Kementerian agama harus meningkatkan pengelolaan asetnya dimulai dari, 1) mengevaluasi mekanisme pengelolaan atau manajemen aset tetap yang selama ini telah berlangsung berdasarkan peraturan dan ketentuan yang berlaku,2) mengidentifikasi dan menganalisis faktor-faktor yang menjadi penyebab kelemahan dalam manajemen aset, 3) menentukan strategi untuk mengoptimalkan manajemen aset tetap dalam rangka peningkatan tata kelola pemerintah yang baik di Kementerian Agama. Awal suatu tahapan dalam pengelolaan adalah perencanaan, Perencanaan kebutuhan dan penganggaran merupakan bagian tahapan pengelolaan atau manajemen barang milik K/L. Pada PMK 150/PMK.06/2014 tentang perencanaan kebutuhan barang milik negara, prinsip perencanaan kebutuhan BMN untuk memuat informasi unit BMN yang akan diadakan dan/atau pemeliharaannya.
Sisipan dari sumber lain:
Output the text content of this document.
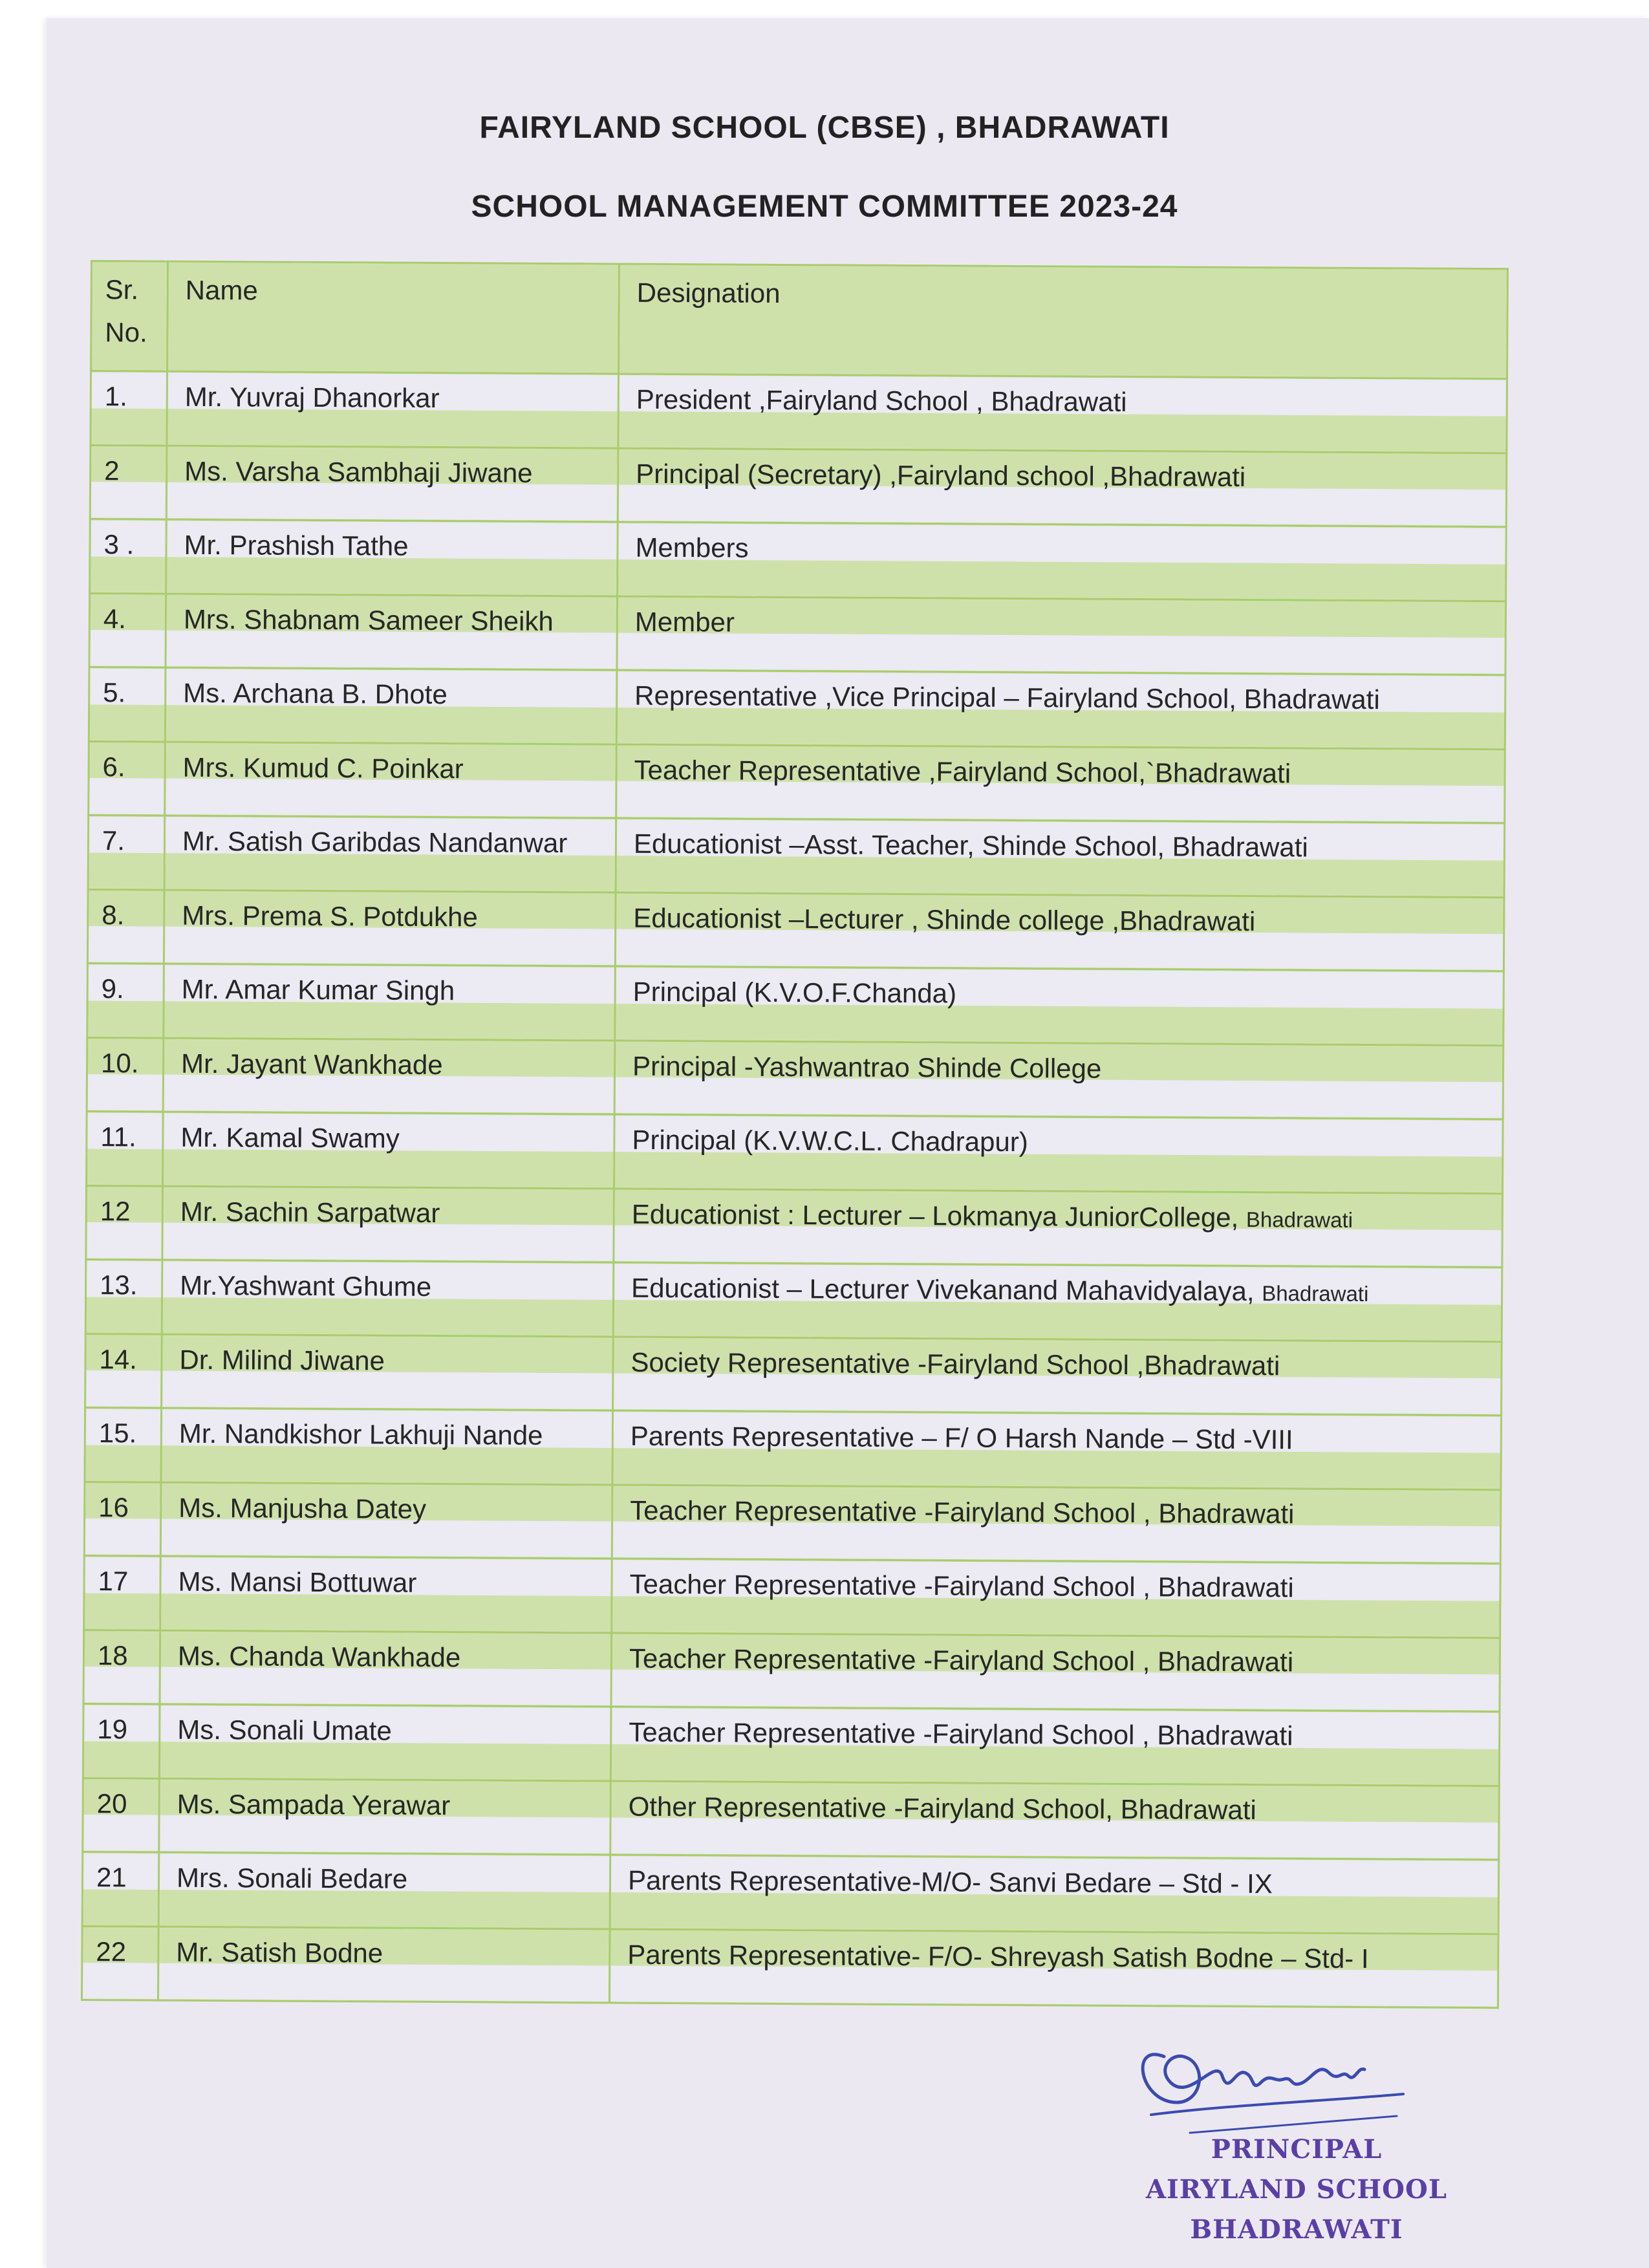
FAIRYLAND SCHOOL (CBSE) , BHADRAWATI
SCHOOL MANAGEMENT COMMITTEE 2023-24
Sr.
No.	Name	Designation
1.	Mr. Yuvraj Dhanorkar	President ,Fairyland School , Bhadrawati
2	Ms. Varsha Sambhaji Jiwane	Principal (Secretary) ,Fairyland school ,Bhadrawati
3 .	Mr. Prashish Tathe	Members
4.	Mrs. Shabnam Sameer Sheikh	Member
5.	Ms. Archana B. Dhote	Representative ,Vice Principal – Fairyland School, Bhadrawati
6.	Mrs. Kumud C. Poinkar	Teacher Representative ,Fairyland School,`Bhadrawati
7.	Mr. Satish Garibdas Nandanwar	Educationist –Asst. Teacher, Shinde School, Bhadrawati
8.	Mrs. Prema S. Potdukhe	Educationist –Lecturer , Shinde college ,Bhadrawati
9.	Mr. Amar Kumar Singh	Principal (K.V.O.F.Chanda)
10.	Mr. Jayant Wankhade	Principal -Yashwantrao Shinde College
11.	Mr. Kamal Swamy	Principal (K.V.W.C.L. Chadrapur)
12	Mr. Sachin Sarpatwar	Educationist : Lecturer – Lokmanya JuniorCollege, Bhadrawati
13.	Mr.Yashwant Ghume	Educationist – Lecturer Vivekanand Mahavidyalaya, Bhadrawati
14.	Dr. Milind Jiwane	Society Representative -Fairyland School ,Bhadrawati
15.	Mr. Nandkishor Lakhuji Nande	Parents Representative – F/ O Harsh Nande – Std -VIII
16	Ms. Manjusha Datey	Teacher Representative -Fairyland School , Bhadrawati
17	Ms. Mansi Bottuwar	Teacher Representative -Fairyland School , Bhadrawati
18	Ms. Chanda Wankhade	Teacher Representative -Fairyland School , Bhadrawati
19	Ms. Sonali Umate	Teacher Representative -Fairyland School , Bhadrawati
20	Ms. Sampada Yerawar	Other Representative -Fairyland School, Bhadrawati
21	Mrs. Sonali Bedare	Parents Representative-M/O- Sanvi Bedare – Std - IX
22	Mr. Satish Bodne	Parents Representative- F/O- Shreyash Satish Bodne – Std- I
PRINCIPAL
AIRYLAND SCHOOL
BHADRAWATI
Penyusunan kebutuhan untuk pengadaan memperhatikan ketersediaan BMN dan informasi status barang dan kondisi barang untuk dilakukan pemeliharaannya. Selain untuk memberikan pelayanan publik masyarakat, pengelolaan aset negara juga sebagai pengendali belanja negara dan untuk menyokong penerimaan negara. Dalam pengelolaan aset negara yang baik dan benar, aset negara hanya diperoleh dan didayagunakan  jika  entitas  atau  Kementerian/Lembaga  benar-benar membutuhkannya. Ketika aset yang dimiliki itu ternyata tidak lagi dibutuhkan sesuai tugas dan fungsi, maka harus  dilakukan  upaya  pengoptimalan  pengelolaan  lebih  lanjut  terhadap  aset  tersebut sehingga  nilai  dan  daya  gunanya  tetap  optimal  atau  bahkan  menghasilkan  PNBP.[5] Pemerintah akan terbebani dari sisi anggaran pemeliharaan apabila penggunaan aset negara yang kurang optimal. Selain itu, akan mengakibatkan hilangnya kesempatan untuk mengoptimalkan penggunaan BMN, mengingat suatu instansi pemerintah lain pada saat yang sama memerlukan aset tersebut, serta hilangnya kesempatan(opportunity loss) untuk  mendapatkan  penerimaan  negara  dari  optimaliasi  pemanfaatan  aset  tersebut melalui kerja sama dengan pihak ketiga. Dalam rangka untuk mengatasi permasalahan-permasalahan tersebut maka diperlukan langkah-langkah pengelolaan aset dengan menggunakan suatu manajemen aset  yang  baik.  Manajemen  aset  adalah  salah  satu  solusi  penting  dengan  tujuan mendefinisikan  dan  membantu  pemerintah  untuk  memenuhi  penyediaan  pelayanan masyarakat secara efektif dan efisien.[6]

Oleh karena itu hasil revaluasi aset yang telah dilakukan merupakan momentum untuk K/L melakukan pengelolaan manajemen asetnya dan memberikan perhatian khusus terhadap kegiatan tersebut. Nilai aset Kementerian Agama sangat besar dikarenakan tersebar hingga tingkat kecamatan seluruh indonesia harus ada perhatian khusus dan cara pengelolaan yang tepat untuk kemakmuran masyarakat seluas-luasnya. Pembiayaan SBSN tidak hanya terkonsentarasi untuk pembangunannya tetapi untuk pemeliharaan dan pengelolaannya yang juga cukup membutuhkan biaya yang besar.


[1] Tanggal 27/08/2019, https://www.djkn.kemenkeu.go.id/kanwil-sulseltrabar/baca-artikel/12638/Revaluasi-Aset-BMN.html

[2] Tanggal 27/08/2019,https://www.djkn.kemenkeu.go.id/artikel/baca/12629/Revaluasi-BMN-Peran-dan-Tantangan-Penilaian-Dalam-Dinamika-Perekonomian-Global.html

[3] Laporan Hasil Reviu Laporan Keuangan tahun 2018

[4] Pencairan SBSN Aplikasi Online Monitoring Sistem Perbendaharaan dan Anggaran Negara 2018

[5] Wibowo, T. (2014). Optimalisasi Peran Strategis Pengelolaan BMN Bagi APBN. Asset Management.

[6] Hanis,  M.  H.,  Trigunarsyah,  B.,  dan  Susilawati,  C.  (2010).  Elements  of  public  asset management framework for local governments in developing countries.